Aloysio Carvalho — Considero o Governo Goulart prioritário para se entender mais nitidamente os papéis assumidos pelos diversos atores da sociedade brasileira: a imprensa, os empresários, militares etc. Pela própria natureza de uma crise política, como no governo Goulart, os atores recorrem a inúmeras estratégias de ação que revelam mais claramente seus valores e crenças. Enfim, o estudo do governo Goulart permite entender mais precisamente a cultura política das nossas elites tradicionais, que mesclam fortes traços autoritários com aspirações liberais.

ABI Online — O senhor acredita que estes acontecimentos, de alguma forma, poderiam comprometer a credibilidade destes veículos nos dias de hoje?

Aloysio Carvalho — Os jornais de grandes empresas privadas vivem uma situação ambígua. Tem uma natureza privada, mas um papel público ligado aos interesses da sociedade. Por isso, a melhor forma de se relacionar com os jornais é exercendo a crítica. A sociedade, através de suas instituições tem o dever que controlar a imprensa, já que ela é uma conquista democrática.
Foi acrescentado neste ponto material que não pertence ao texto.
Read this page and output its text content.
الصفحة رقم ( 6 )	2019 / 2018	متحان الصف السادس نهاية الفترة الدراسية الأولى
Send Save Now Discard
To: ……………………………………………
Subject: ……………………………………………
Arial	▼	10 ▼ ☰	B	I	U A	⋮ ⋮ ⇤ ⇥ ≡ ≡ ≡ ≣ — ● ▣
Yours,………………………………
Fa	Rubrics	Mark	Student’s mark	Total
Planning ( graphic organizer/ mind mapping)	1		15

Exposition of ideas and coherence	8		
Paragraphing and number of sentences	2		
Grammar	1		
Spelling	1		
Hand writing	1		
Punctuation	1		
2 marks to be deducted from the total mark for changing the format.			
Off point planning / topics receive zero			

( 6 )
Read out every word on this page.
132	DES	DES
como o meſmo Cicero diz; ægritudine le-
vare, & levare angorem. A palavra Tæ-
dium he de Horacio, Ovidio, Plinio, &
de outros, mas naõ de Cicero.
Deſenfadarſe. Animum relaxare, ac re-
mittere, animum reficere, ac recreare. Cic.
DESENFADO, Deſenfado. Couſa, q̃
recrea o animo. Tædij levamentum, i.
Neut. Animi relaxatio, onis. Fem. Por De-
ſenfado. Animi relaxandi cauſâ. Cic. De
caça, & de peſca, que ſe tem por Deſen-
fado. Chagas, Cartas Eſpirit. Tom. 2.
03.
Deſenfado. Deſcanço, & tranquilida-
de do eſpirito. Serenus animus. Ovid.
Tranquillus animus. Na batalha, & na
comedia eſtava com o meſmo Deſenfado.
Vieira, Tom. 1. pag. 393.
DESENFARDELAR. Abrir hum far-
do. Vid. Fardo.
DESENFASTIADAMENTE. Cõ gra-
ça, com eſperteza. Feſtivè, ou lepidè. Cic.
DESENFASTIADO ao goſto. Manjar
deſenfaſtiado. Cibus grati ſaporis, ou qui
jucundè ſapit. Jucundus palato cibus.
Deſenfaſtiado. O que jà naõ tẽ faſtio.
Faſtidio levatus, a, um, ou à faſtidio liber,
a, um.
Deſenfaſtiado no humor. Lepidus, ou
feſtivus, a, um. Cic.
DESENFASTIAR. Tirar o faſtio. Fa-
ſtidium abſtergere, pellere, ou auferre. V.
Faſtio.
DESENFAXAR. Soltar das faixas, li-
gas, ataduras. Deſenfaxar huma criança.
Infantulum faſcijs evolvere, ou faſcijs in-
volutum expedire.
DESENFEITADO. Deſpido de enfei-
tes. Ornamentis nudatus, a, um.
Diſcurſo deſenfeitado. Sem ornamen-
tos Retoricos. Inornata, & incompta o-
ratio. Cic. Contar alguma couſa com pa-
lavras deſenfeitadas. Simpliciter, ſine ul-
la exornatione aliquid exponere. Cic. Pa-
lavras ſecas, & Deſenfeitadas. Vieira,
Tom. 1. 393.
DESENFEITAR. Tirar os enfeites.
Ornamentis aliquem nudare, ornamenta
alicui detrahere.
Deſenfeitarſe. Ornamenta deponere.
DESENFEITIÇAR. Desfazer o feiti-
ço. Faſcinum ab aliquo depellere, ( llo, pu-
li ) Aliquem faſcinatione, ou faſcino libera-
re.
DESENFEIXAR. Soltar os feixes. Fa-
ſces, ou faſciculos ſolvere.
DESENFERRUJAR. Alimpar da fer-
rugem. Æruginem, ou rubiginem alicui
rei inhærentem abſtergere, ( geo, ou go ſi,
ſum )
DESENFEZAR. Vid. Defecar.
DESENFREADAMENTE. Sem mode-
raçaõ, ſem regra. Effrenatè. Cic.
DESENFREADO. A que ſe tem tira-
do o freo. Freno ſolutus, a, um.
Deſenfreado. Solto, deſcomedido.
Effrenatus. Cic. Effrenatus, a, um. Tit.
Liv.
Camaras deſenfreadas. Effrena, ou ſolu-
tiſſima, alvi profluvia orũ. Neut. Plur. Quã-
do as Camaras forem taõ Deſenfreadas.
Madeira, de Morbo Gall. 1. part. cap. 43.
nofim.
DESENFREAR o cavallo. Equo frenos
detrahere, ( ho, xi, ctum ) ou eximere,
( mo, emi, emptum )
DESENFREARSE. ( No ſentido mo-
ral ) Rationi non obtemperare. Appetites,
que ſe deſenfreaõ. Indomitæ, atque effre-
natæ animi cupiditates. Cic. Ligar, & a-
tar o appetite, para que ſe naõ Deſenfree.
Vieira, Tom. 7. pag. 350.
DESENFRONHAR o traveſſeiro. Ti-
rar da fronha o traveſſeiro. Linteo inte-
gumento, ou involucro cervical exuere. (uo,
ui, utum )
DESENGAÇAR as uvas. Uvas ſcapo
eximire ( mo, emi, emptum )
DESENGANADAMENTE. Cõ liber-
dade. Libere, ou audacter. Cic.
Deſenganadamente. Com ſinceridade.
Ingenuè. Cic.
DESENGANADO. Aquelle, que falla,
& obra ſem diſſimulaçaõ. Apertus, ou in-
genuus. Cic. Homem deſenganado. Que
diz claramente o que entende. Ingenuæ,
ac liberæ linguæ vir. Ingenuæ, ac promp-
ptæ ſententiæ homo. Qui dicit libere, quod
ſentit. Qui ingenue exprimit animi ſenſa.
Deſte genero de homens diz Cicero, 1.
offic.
Não existe sociedade moderna e complexa como a do Brasil que possa prescindir da imprensa livre. Ela será tanto mais livre quanto maior for a participação das entidades da sociedade em controlá-la democraticamente, colocando à serviço dos interesses de todos os brasileiros.

ABI Online — A imprensa foi além do seu papel de mediadora e assumiu o poder político-ideológico do Estado, basicamente com o rádio e o jornal impresso. O senhor acredita que a imprensa atual, que reúne diversos meios de comunicação, conseguiria assumir o mesmo papel e até mesmo derrubar um governo?

Aloysio Carvalho — A imprensa sempre atua assumindo dois papéis: a de mediadora e a de ator político. Na crise do Governo Goulart, ela assumiu mais o papel de ator político, tal como faz nos períodos eleitorais. O fato de existir uma diversificação dos meios de comunicação não é obstáculo à grande imprensa conservadora se voltar novamente para derrubar um governo. A questão é se conseguirá formar um consenso para agir de tal forma.

ABI Online — Qual a participação do jornalista Maurício Azêdo neste estudo?

Aloysio Carvalho — Com o conhecimento que possui e a enorme experiência originada da prática jornalista, Maurício Azêdo foi fundamental para dar credibilidade ao trabalho acadêmico “Rede da Democracia”. Isso pode ser ilustrado pelo prefácio escrito pelo Maurício, a quem agradeço muito. O Presidente da ABI tocou na questão fundamental ao analisar o meu trabalho. Ele afirma que o meu trabalho mostra como O Globo, O Jornal EM>e Jornal do Brasil se arrogaram o papel de intérpretes da opinião pública, para apresentar como exigência desta o rompimento com a suposta linha de bolchevização do Brasil.

ABI Online — Em que projetos o senhor está trabalhando neste momento?

Aloysio Carvalho — Estou me dedicando a estudar o regime autoritário inaugurado em 1964 e a liberalização desse regime a partir de 1974. Defendo a idéia de que a liberalização foi uma estratégia de continuidade dos líderes autoritários com mudanças do regime que não deu certo e acabou sendo derrotado pelas forças democráticas nos anos 80. Hoje temos uma democracia porque o autoritarismo civil-militar foi derrotado no campo institucional. Isso não significa que os valores autoritários estejam mortos, não possam ser resgatados e ressignificados em momentos de crises políticas futuras.